Let A = N x N and * be the binary operation on A defined by
(a, b) * (c, d) = (a + c, b + d) Show that * is commutative and associative. Find the identity element for *on A, if any.

A = N x N and (a, b) * (c, d) = (a + c, b + d)
(i) Let (a, b), (c, d), (e, f) be any three elements of A.
∴ (a, b)* {(c, d) * (a, f)} = (a, b) * (a + e, d + f)
= (a + (c + e), b + (d + f))
= ((a + c) + e, (b + d) + f)
= (a + c, b + d) * (e, f)
∴ (a, b) * {(c. d) * (e,f)} = {(a, b) * (c, d) } * (e, f) ∀ (a, b), (c, d), (e, f) ∈ A ∴ (A, *) is associative.

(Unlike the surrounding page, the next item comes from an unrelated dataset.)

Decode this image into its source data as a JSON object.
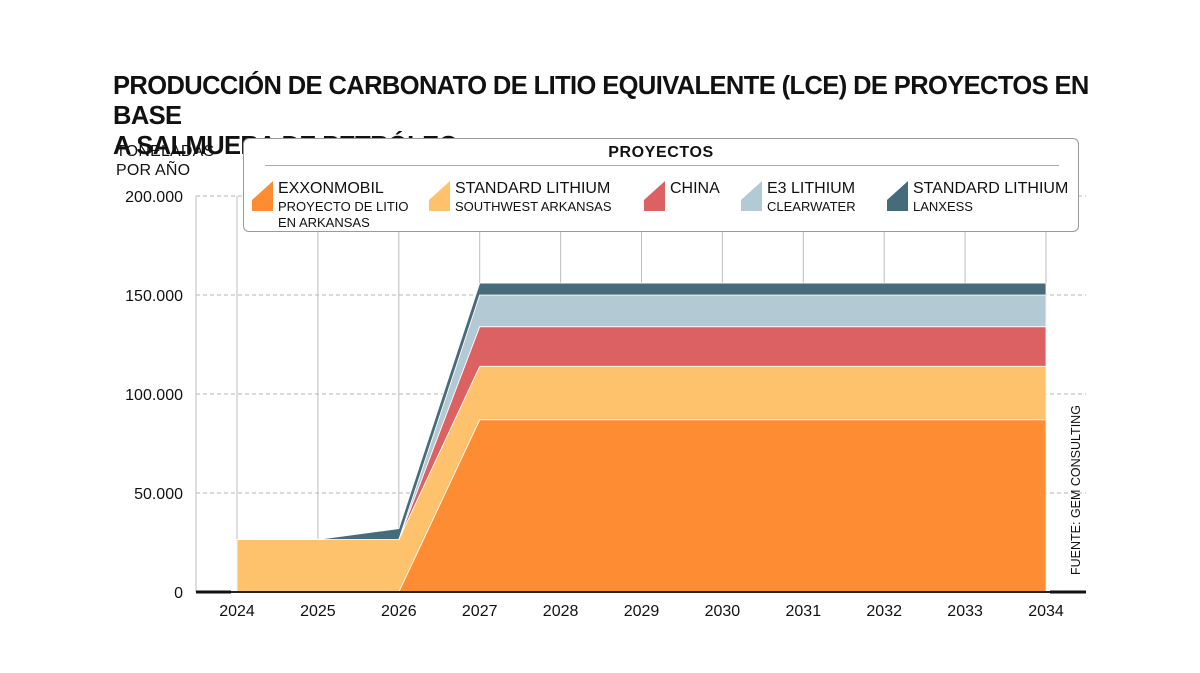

(ii)    Let (a, b), (c, d) be any two elements of A.
∴ (a, b) * (c, d) = (a + c, b + d) = (c + a, d + b)
∴ (a, b) * (c, d) = (c, d) * (a, b) ∀ (a, b), (c, d) ∈ A ∴ (A, *) is commutative
(iii)    if possible , suppose that (x, y) the is identity element in A.
∴ (a, b) * (x + y) = (a, b) ∀ (a, b), ∈ A
⇒ (a + x, b + y) = (a, b) ∀ (a, b)∈ A ⇒ a + x = a, b + y = b ∀ a, b ∈ N ⇒ x = 0, y = 0 ∀ a, b ∈ N This is impossible as 0 ∉ N ∴ our supposition is wrong.
∴ (A, *) does not have any identity element.